Some limitations are also worth noting. First, as with any observational study, inferring causation would require strong assumptions that may have not been met. For example, residual or unmeasured confounding cannot be ruled out. Lack of variability in some covariates including socioeconomic status could have hindered our ability to control fully for confounding. Also, the association between adherence to the traditional pattern and seroconversion could be due to chance. Second, the FFQ is subject to measurement error; although this is likely nondifferential with respect to the outcome, it could attenuate linear trends. Third, dietary patterns identified a posteriori through a data-driven approach may be difficult to interpret because not all foods with high loading factors within a pattern may align with known or expected configurations for such pattern.
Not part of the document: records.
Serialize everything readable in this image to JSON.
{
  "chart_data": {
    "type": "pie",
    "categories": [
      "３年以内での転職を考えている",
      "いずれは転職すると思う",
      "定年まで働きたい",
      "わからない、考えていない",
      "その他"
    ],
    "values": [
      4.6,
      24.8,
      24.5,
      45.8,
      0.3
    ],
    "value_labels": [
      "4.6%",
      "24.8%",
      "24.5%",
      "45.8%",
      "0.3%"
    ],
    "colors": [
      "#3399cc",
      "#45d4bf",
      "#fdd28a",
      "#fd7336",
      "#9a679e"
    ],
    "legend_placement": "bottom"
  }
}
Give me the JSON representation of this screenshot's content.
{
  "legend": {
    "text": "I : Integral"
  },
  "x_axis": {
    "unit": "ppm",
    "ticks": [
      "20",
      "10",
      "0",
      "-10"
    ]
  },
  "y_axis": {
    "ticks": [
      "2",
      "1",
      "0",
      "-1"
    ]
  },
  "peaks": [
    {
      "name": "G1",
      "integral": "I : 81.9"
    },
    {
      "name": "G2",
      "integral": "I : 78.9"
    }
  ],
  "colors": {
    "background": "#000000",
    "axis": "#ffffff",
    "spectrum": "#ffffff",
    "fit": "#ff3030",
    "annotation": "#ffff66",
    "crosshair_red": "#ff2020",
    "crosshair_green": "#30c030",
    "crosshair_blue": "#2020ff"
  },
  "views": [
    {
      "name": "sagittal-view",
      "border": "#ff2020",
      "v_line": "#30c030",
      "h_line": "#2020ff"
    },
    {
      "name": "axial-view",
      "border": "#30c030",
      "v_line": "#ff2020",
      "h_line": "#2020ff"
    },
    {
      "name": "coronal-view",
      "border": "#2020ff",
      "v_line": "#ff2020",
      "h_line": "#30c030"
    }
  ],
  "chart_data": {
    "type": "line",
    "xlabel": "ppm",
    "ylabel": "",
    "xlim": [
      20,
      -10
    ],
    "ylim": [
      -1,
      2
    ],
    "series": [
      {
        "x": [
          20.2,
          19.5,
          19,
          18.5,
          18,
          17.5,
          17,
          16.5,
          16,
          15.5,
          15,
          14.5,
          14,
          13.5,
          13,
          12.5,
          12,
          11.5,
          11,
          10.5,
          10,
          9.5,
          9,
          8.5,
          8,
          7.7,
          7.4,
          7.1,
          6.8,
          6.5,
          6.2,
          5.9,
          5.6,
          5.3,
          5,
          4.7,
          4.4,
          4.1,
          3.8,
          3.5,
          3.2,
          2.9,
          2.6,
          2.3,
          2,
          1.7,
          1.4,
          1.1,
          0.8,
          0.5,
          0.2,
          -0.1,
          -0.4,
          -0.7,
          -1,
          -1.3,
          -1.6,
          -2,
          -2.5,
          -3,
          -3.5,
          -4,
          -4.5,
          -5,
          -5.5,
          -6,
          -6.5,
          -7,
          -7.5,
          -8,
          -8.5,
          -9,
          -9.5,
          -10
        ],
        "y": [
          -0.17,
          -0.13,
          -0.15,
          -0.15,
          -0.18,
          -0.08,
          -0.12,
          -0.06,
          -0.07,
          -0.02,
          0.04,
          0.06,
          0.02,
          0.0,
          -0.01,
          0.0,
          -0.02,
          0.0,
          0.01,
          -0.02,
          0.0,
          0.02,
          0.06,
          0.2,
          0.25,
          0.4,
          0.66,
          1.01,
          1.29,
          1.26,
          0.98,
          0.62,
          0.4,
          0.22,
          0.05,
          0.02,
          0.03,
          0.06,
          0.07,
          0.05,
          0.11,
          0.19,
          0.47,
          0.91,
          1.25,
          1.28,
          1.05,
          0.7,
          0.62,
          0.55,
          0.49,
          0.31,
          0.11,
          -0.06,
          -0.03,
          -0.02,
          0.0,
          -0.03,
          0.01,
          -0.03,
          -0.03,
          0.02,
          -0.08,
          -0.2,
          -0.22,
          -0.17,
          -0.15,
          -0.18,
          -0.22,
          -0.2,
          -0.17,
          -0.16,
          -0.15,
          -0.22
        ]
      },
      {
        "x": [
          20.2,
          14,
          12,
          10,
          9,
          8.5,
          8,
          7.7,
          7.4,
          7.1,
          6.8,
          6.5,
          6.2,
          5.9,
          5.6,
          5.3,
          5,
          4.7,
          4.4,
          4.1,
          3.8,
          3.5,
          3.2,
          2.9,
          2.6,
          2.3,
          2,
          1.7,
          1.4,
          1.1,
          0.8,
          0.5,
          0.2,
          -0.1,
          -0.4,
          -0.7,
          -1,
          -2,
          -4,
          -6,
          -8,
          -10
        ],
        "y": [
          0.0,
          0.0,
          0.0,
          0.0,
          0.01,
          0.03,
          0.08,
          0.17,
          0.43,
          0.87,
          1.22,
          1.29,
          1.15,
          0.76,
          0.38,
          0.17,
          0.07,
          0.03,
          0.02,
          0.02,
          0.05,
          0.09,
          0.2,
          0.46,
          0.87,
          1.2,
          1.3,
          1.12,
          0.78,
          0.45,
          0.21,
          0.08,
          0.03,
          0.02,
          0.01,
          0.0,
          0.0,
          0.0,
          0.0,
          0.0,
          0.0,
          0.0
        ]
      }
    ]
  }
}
Fourth, incidence of clinical infections was low, which prevented us from examining the associations of diet with symptomatic events. In addition, the outcome measure used, anti-flavivirus IgG, is unspecific to a single arboviral infection.
In conclusion, adherence to a traditional foods dietary pattern was positively associated with anti-flavivirus IgG seroconversion in children. The association was primarily driven by intake of potatoes and sugarcane water. Future research on the role of diet on clinical outcomes and immunological responses to arboviral infections could entail examining associations with specific nutrients in foods that contribute to relevant patterns.